To graduate with a biomechanics concentration, ME undergraduates must complete 19 biomechanics credits. ME 411, Biomechanics Frameworks for Engineers, and ME 419, the Biomechanics Seminar, are required. Beyond those, students select electives tailored to their interests.
“ME 411 was so engaging,” remembers Toni Erwin, who graduated from ME last spring. “We learned how to apply fundamental principles of engineering to systems within our own bodies and analyzed the science behind those systems to make predictions about human bodies more broadly.”
Erwin says that the electives opened up new ways for her to explore engineering. She took courses she would have otherwise shied away from, such as classes in vibrations and finite element analysis.
“These classes focused on system dynamics, which had never been interesting to me until I started applying it in a biomechanical sense,” she says. “For example, in my vibrations class I tackled engineering challenges related to oscillation of movement in structures and systems — something very important in analyzing motion capture data or designing a prosthetic device to reduce impact on the residual limb.”
ME’s biomechanics does not require a pathway specific capstone project. However, many students choose to participate in Engineering Innovation in Health (EIH) — the department’s capstone program that connects local clinicians with student teams to solve pressing healthcare challenges — as program credits count toward the option. So, too, do credits from internships at places such as the Seattle VA.
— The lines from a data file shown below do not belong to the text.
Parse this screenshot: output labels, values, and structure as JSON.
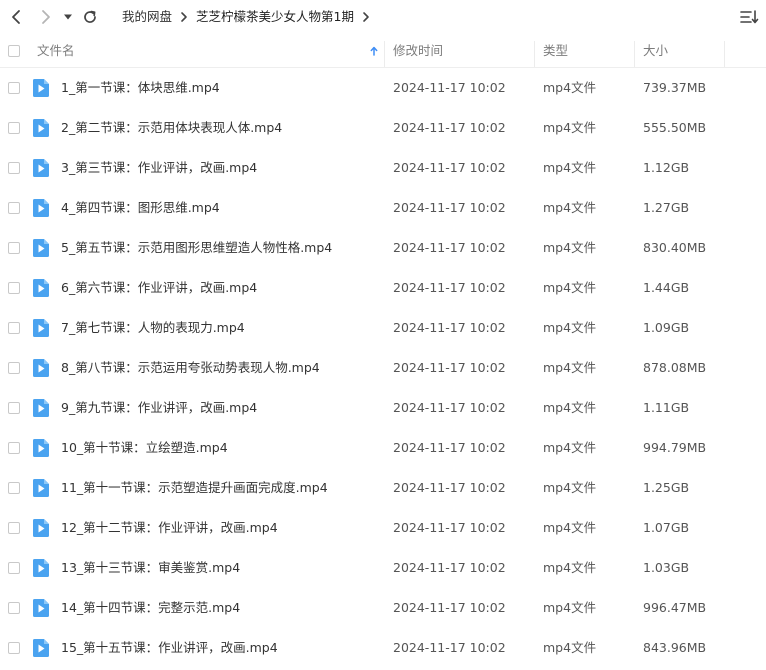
{
  "nav": {
    "back_icon": "chevron-left-icon",
    "forward_icon": "chevron-right-icon",
    "history_icon": "caret-down-icon",
    "refresh_icon": "refresh-icon"
  },
  "breadcrumb": [
    {
      "label": "我的网盘"
    },
    {
      "label": "芝芝柠檬茶美少女人物第1期"
    }
  ],
  "toolbar": {
    "sort_icon": "sort-list-icon"
  },
  "table": {
    "headers": {
      "name": "文件名",
      "modified": "修改时间",
      "type": "类型",
      "size": "大小"
    },
    "sort_indicator_icon": "arrow-up-icon",
    "rows": [
      {
        "name": "1_第一节课：体块思维.mp4",
        "modified": "2024-11-17 10:02",
        "type": "mp4文件",
        "size": "739.37MB"
      },
      {
        "name": "2_第二节课：示范用体块表现人体.mp4",
        "modified": "2024-11-17 10:02",
        "type": "mp4文件",
        "size": "555.50MB"
      },
      {
        "name": "3_第三节课：作业评讲，改画.mp4",
        "modified": "2024-11-17 10:02",
        "type": "mp4文件",
        "size": "1.12GB"
      },
      {
        "name": "4_第四节课：图形思维.mp4",
        "modified": "2024-11-17 10:02",
        "type": "mp4文件",
        "size": "1.27GB"
      },
      {
        "name": "5_第五节课：示范用图形思维塑造人物性格.mp4",
        "modified": "2024-11-17 10:02",
        "type": "mp4文件",
        "size": "830.40MB"
      },
      {
        "name": "6_第六节课：作业评讲，改画.mp4",
        "modified": "2024-11-17 10:02",
        "type": "mp4文件",
        "size": "1.44GB"
      },
      {
        "name": "7_第七节课：人物的表现力.mp4",
        "modified": "2024-11-17 10:02",
        "type": "mp4文件",
        "size": "1.09GB"
      },
      {
        "name": "8_第八节课：示范运用夸张动势表现人物.mp4",
        "modified": "2024-11-17 10:02",
        "type": "mp4文件",
        "size": "878.08MB"
      },
      {
        "name": "9_第九节课：作业讲评，改画.mp4",
        "modified": "2024-11-17 10:02",
        "type": "mp4文件",
        "size": "1.11GB"
      },
      {
        "name": "10_第十节课：立绘塑造.mp4",
        "modified": "2024-11-17 10:02",
        "type": "mp4文件",
        "size": "994.79MB"
      },
      {
        "name": "11_第十一节课：示范塑造提升画面完成度.mp4",
        "modified": "2024-11-17 10:02",
        "type": "mp4文件",
        "size": "1.25GB"
      },
      {
        "name": "12_第十二节课：作业评讲，改画.mp4",
        "modified": "2024-11-17 10:02",
        "type": "mp4文件",
        "size": "1.07GB"
      },
      {
        "name": "13_第十三节课：审美鉴赏.mp4",
        "modified": "2024-11-17 10:02",
        "type": "mp4文件",
        "size": "1.03GB"
      },
      {
        "name": "14_第十四节课：完整示范.mp4",
        "modified": "2024-11-17 10:02",
        "type": "mp4文件",
        "size": "996.47MB"
      },
      {
        "name": "15_第十五节课：作业讲评，改画.mp4",
        "modified": "2024-11-17 10:02",
        "type": "mp4文件",
        "size": "843.96MB"
      }
    ]
  },
  "colors": {
    "accent": "#3f8ef5",
    "file_icon": "#4aa3f0",
    "divider": "#ececec"
  }
}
ME graduate Ian Johnson did both. “During my sophomore year I interned at the VA where I helped create 3D-printed foot models for researchers working to enhance mobility in people with foot and leg impairments,” he says.
Then during his senior year, he took part in EIH and was on a team called DopCuff, which created a device to get more accurate blood pressure readings.
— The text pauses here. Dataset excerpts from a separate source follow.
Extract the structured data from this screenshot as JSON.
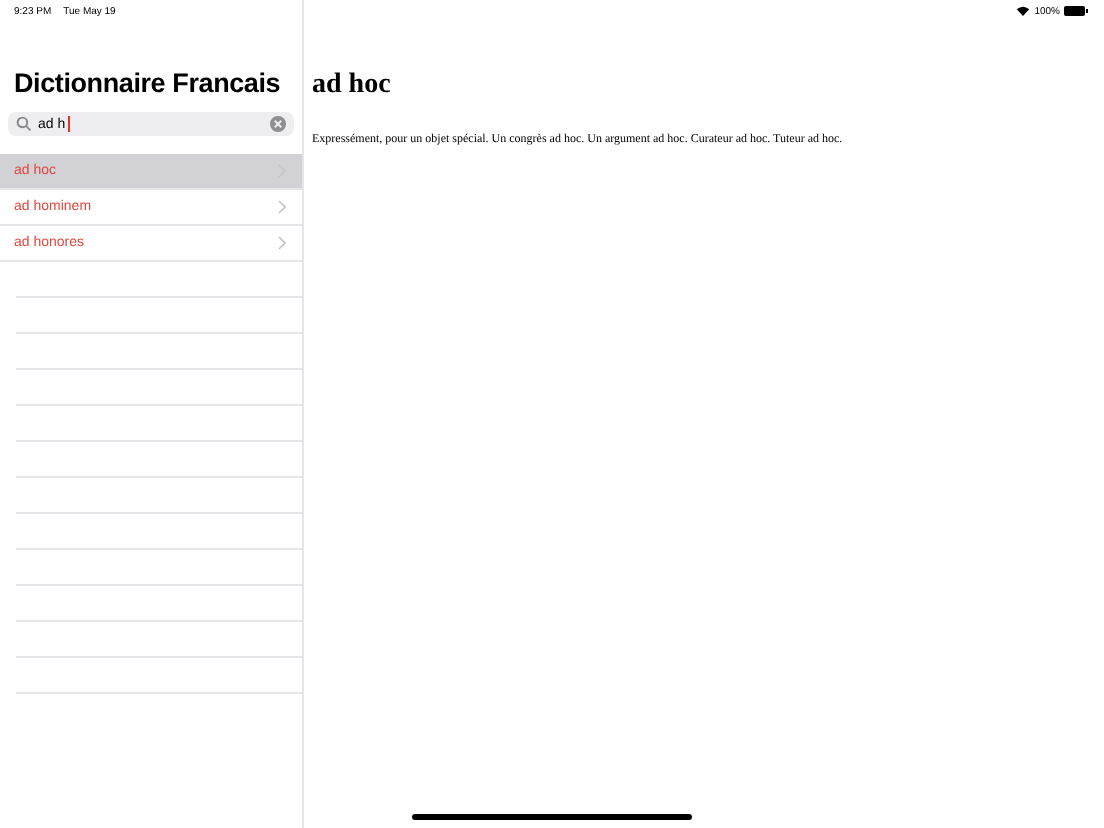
{
  "status_bar": {
    "time": "9:23 PM",
    "date": "Tue May 19",
    "battery": "100%"
  },
  "sidebar": {
    "title": "Dictionnaire Francais",
    "search": {
      "value": "ad h"
    },
    "items": [
      {
        "label": "ad hoc",
        "selected": true
      },
      {
        "label": "ad hominem",
        "selected": false
      },
      {
        "label": "ad honores",
        "selected": false
      }
    ]
  },
  "detail": {
    "title": "ad hoc",
    "definition": "Expressément, pour un objet spécial. Un congrès ad hoc. Un argument ad hoc. Curateur ad hoc. Tuteur ad hoc."
  }
}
“Having real-world experience like these projects and working alongside clinicians, professional engineers and sometimes even patients was so valuable,” he says.
Becoming a more well-rounded engineer
During the winter quarter seminar, biomechanics students have the opportunity to hear from industry leaders and professionals, connecting them to potential post-graduation career opportunities. Since it’s only offered once each year and can help students decide if the biomechanics option aligns with their interests, Sniadecki advises students interested in the biomechanics concentration to take the seminar before their senior year.
Irwin, Johnson and Bazaldua say that their biomechanics background played a key role in the jobs they now have, even if those jobs are not directly related to the field.
“The skills I gained through biomechanics helped me become a more well-rounded engineer, something companies really value” says Erwin. Now a mechanical design engineer at Katerra, she hopes to attend graduate school in the future so she can further her studies in biomechanics.
Johnson is a mechanical engineer at Pure Watercraft, a company that makes electric motors for boats. Though his current position is not directly involved in biomechanics, he says there’s opportunity to move in that direction once he has more on-the-job experience.
And Bazaldua, who now works at The Boeing Company on flight deck design and crew operations, finds that he draws from his background every day.
“My team’s work is concentrated in human-machine interaction, especially how pilots and crew interact with airplanes,” he says. “It’s very biomechanics, which makes my job complex but cool to work on.”